Breve análise da denúncia
Por meio da ação penal, instrumentalizada na denúncia ou queixa, a acusação é delimitada, o que constitui uma importante garantia para a defesa.
O art. 41 do Código de Processo Penal prevê que a denúncia ou queixa conterá a exposição do fato criminoso, com todas as suas circunstâncias, a qualificação do acusado ou esclarecimentos pelos quais se possa identificá-lo, a classificação do crime e, quando necessário, o rol das testemunhas.
O dispositivo legal supracitado é normalmente ignorado, mas é um dos artigos do Código de Processo Penal mais importantes para os advogados criminalistas, porquanto delimita a acusação. Quanto mais delimitado o fato imputado ao réu, melhor a defesa conseguirá desempenhar o seu papel. Para a defesa, é melhor uma denúncia que diga que alguém praticou determinado crime no dia 05/05/2015, às 8:25, na rua X da cidade Y do que uma denúncia que diga que alguém praticou um crime “possivelmente entre 2013 e 2015, em local incerto”.
Assim, é recomendável que a defesa sempre avalie se é caso de postular a nulidade do processo por inépcia da denúncia (leia aqui) ou o trancamento do processo em razão da ausência de descrição de fato típico.
Fala-se que o réu se defende dos fatos narrados na denúncia, pois os arts. 383 e 384 do Código de Processo Penal flexibilizariam a classificação jurídica do fato, possibilitando que alguém seja condenado por tipo penal diverso daquele explicitado na denúncia.
Os Advogados precisam reconhecer que a tipificação é inseparável do fato. Em outras palavras, uma advocacia artesanal exige a impugnação conjunta em relação ao fato (provando álibi, demonstrando a ausência de materialidade etc.) e ao Direito (propondo a desclassificação para tipo penal diverso, por exemplo).

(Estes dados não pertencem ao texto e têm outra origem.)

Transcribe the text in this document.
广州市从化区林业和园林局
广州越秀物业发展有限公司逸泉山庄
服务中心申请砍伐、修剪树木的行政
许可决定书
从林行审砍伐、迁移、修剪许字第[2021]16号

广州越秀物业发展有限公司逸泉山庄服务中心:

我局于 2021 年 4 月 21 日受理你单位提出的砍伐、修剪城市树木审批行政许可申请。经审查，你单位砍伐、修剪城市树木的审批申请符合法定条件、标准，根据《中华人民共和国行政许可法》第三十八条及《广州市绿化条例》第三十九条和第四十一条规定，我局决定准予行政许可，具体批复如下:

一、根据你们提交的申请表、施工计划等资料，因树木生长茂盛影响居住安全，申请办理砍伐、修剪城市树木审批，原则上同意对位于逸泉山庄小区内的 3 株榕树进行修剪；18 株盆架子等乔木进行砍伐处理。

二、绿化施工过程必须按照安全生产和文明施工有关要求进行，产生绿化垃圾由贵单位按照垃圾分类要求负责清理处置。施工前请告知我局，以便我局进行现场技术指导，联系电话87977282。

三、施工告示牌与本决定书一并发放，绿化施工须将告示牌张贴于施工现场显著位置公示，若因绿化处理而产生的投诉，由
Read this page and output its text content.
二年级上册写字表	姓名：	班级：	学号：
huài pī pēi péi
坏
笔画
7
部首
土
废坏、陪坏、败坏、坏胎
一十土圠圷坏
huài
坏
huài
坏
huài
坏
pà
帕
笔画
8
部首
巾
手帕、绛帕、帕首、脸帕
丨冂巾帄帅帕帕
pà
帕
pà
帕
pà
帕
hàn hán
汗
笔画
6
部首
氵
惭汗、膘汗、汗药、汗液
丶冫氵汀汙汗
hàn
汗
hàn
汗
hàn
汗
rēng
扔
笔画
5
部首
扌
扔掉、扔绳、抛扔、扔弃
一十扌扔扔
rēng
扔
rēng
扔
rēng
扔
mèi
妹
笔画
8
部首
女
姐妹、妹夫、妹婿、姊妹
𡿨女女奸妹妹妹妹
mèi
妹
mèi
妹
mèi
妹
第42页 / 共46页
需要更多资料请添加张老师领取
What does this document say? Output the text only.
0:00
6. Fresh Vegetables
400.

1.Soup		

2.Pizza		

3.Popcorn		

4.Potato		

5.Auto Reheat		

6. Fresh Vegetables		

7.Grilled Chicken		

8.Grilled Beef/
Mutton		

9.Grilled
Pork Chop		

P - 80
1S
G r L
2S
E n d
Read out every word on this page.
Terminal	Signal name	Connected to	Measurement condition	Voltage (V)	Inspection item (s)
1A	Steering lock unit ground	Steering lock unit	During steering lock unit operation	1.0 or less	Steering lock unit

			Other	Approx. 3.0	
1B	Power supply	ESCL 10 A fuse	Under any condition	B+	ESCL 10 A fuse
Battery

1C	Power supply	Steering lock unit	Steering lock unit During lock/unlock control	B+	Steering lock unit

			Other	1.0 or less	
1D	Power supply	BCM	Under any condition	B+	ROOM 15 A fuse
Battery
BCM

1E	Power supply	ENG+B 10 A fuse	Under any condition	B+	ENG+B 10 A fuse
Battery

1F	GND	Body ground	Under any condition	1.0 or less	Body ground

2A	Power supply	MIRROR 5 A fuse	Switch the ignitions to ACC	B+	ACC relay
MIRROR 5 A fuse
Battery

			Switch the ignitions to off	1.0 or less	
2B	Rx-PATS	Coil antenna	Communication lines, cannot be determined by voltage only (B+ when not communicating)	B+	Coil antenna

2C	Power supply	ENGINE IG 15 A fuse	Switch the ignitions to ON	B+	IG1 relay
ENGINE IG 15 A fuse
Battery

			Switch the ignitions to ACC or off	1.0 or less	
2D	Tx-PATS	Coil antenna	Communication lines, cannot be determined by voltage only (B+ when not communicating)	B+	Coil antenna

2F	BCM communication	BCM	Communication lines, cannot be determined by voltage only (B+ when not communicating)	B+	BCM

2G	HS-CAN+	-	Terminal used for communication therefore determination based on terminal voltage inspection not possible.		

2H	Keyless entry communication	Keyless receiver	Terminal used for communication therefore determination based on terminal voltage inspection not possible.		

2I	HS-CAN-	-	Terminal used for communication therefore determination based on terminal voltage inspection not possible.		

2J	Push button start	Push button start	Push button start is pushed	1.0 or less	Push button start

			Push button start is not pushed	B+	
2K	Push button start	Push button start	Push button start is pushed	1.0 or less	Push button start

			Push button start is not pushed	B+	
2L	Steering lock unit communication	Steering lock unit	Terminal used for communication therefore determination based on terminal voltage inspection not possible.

De qualquer forma, é evidente que precisamos exigir do órgão acusador uma denúncia que narre claramente todos os elementos fáticos e proponha uma subsunção ao tipo penal que reflita os elementos narrados.
Nesse diapasão, é divergente a possibilidade de oferecimento de denúncia alternativa, isto é, uma denúncia que, em relação ao mesmo contexto fático, impute ao réu dois crimes. Um exemplo seria imputar a alguém que estava na posse de objeto roubado o crime de roubo (fulano subtraiu mediante violência…) ou, alternativamente, o crime de receptação (fulano recebeu coisa que sabe ser produto de crime). Como se percebe, as condutas são totalmente diferentes.
Ora, uma denúncia alternativa tornaria inviável o exercício da defesa, pois, no exemplo acima, o advogado deveria, concomitantemente, produzir provas que afastem o elemento “subtrair” e a violência – em relação ao roubo – e, quanto à receptação, teria que combater o dolo (“sabe ser produto de crime”) e outros elementos totalmente distintos do tipo penal referente ao roubo.
Assim, a maioria da doutrina entende ser inadmissível a denúncia alternativa. Entrementes, há um posicionamento minoritário, capitaneado por Afrânio Silva Jardim, que considera cabível a denúncia com imputações alternativas.
Para o Advogado atuante na área criminal, a ação penal reflete importantes aspectos práticos defensivos.
A defesa deve estar atenta para alegar a inépcia da denúncia – peça que formaliza a ação penal -, especialmente em caso de ausência de individualização da conduta quando há vários réus ou quando a denúncia não menciona o verbo nuclear do tipo penal. Também é importante aferir se a denúncia especifica cada um dos elementos do tipo penal. Assim, se a denúncia imputa ao acusado o crime de roubo, deve especificar claramente em que consiste a violência ou quais foram os termos que produziram uma ameaça à vítima.